These essays emerge from years of reading, writing, and teaching through the exemplary controversies, commitments, and atmosphere of the crises of modernism that accompany the author’s reading of European literature as a world literature. The author imagines the collection through the image of the Colporteur, who appears along the streets and waysides, walking the arcades of cities with books. One reads books, teaches them, speaks them, and they speak through us, then we write about them, and, if we are fortunate, we read them not just once but again and again. As a teacher of literature, the author is one of the fortunate ones. Untimely Passages is organized into “Dossiers,” which are the imaginary bridges over the literary river crossings.

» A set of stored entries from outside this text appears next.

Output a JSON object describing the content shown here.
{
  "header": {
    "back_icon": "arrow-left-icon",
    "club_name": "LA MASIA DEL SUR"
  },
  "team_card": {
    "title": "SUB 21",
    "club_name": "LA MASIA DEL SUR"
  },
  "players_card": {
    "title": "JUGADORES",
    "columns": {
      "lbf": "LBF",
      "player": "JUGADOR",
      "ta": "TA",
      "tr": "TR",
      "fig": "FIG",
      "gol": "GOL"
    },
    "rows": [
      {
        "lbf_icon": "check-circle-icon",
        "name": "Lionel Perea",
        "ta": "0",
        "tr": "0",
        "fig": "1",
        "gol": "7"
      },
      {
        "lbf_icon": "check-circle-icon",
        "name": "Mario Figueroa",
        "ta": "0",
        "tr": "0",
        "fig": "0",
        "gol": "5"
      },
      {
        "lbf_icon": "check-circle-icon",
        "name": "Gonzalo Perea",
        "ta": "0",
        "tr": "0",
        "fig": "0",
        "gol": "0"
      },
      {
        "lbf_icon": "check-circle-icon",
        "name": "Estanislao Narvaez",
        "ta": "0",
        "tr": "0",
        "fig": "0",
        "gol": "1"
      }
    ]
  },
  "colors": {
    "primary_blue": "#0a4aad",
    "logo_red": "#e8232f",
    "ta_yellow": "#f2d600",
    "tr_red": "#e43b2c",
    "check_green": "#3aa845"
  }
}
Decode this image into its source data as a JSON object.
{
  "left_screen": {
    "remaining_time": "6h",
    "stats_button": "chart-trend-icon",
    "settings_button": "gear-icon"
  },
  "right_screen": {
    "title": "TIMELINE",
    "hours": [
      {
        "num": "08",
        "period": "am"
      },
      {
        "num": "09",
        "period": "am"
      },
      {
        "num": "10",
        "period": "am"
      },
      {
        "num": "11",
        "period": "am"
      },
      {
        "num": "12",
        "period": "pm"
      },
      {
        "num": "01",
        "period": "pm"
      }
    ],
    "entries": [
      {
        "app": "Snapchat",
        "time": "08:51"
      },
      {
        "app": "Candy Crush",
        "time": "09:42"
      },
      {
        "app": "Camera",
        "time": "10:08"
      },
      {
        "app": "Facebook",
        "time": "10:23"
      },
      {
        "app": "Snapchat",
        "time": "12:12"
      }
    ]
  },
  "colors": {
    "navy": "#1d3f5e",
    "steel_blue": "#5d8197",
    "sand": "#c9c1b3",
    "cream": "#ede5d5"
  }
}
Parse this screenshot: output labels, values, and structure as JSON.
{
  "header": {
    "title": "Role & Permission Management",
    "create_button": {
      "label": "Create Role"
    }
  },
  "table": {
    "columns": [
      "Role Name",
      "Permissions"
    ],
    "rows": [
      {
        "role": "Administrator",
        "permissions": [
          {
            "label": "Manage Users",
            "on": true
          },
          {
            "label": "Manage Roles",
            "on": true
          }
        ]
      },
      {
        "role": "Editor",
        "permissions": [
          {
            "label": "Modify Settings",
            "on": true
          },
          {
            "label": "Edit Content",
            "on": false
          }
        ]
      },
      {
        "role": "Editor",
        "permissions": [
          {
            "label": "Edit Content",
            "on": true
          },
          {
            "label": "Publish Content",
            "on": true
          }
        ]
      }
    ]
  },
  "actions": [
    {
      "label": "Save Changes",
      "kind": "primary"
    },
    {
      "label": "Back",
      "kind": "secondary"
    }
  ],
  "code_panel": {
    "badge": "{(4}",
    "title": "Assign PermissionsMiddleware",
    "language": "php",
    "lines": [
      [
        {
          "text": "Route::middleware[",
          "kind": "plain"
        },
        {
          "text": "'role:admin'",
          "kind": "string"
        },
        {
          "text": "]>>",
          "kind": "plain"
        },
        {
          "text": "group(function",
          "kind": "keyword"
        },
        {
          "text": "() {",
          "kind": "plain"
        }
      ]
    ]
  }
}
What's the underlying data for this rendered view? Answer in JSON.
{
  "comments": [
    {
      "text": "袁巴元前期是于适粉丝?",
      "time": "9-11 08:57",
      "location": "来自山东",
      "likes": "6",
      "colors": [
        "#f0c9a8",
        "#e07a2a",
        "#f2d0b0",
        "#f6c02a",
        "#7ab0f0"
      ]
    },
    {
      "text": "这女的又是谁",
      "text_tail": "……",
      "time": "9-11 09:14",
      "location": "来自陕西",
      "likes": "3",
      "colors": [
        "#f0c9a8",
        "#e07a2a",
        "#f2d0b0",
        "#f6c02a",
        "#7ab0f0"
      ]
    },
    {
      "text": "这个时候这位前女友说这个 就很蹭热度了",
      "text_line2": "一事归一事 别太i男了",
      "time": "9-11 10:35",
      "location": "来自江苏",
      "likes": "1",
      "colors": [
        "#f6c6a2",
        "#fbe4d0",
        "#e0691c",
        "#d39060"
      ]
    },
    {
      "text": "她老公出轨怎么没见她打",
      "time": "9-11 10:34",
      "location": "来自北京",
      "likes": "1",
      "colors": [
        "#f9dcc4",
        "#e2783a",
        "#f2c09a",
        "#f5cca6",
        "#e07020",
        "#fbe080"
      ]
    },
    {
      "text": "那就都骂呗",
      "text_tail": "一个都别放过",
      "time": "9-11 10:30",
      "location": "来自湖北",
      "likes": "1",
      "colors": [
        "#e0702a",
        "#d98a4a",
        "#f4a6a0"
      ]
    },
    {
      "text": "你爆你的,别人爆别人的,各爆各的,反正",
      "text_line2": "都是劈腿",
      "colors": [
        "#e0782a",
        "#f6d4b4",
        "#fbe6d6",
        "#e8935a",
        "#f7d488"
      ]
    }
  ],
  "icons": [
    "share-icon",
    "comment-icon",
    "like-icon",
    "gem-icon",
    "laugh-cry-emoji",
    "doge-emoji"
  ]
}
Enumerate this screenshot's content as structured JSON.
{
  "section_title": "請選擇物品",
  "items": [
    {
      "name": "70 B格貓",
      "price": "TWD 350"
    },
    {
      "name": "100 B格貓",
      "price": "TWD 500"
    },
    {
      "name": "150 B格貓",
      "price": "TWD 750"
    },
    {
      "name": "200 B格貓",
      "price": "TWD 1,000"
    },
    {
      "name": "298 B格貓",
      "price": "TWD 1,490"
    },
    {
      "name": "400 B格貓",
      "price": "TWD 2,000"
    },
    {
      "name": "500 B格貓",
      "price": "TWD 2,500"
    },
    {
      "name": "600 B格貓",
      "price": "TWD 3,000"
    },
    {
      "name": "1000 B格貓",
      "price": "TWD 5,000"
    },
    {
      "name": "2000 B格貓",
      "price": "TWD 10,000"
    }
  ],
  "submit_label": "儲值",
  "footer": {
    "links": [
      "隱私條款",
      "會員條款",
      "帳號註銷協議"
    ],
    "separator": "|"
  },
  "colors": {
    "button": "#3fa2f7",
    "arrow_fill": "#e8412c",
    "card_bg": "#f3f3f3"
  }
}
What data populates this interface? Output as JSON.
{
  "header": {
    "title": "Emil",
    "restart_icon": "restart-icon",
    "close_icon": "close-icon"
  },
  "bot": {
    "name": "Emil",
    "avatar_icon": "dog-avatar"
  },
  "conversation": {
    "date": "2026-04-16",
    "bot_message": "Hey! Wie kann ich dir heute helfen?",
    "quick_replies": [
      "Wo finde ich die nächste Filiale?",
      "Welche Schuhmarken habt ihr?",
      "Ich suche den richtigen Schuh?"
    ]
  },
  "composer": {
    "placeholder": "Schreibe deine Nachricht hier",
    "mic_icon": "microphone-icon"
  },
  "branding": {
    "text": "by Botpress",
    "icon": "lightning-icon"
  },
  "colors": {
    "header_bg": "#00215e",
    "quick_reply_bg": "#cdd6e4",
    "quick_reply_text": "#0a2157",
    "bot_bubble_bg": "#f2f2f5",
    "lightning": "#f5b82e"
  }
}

The collection shows a life in writing by crossing rivers to the “other shores.” While it is true, according to Heraclitus, that we can’t “step into the same river twice,” we can cross to the other shores and watch the rivers flowing, and even cross back again and again by rereading and writing by often posing the question of literacy: “Why Write?” The bridges become the authors we read, and we learn to listen to the noises coming from our bookcases.
About the author
Jerry Zaslove is a teacher and writer in the fields of comparative literature and the social history of art. His most recent work includes the installation The Insurance Man: Kafka in the Penal Colony and essays on the place of the university in society, exile and memory, and the city in history. He has taught at Simon Fraser University since its opening year in the Departments of English and Humanities and is the founding director of the Institute for the Humanities.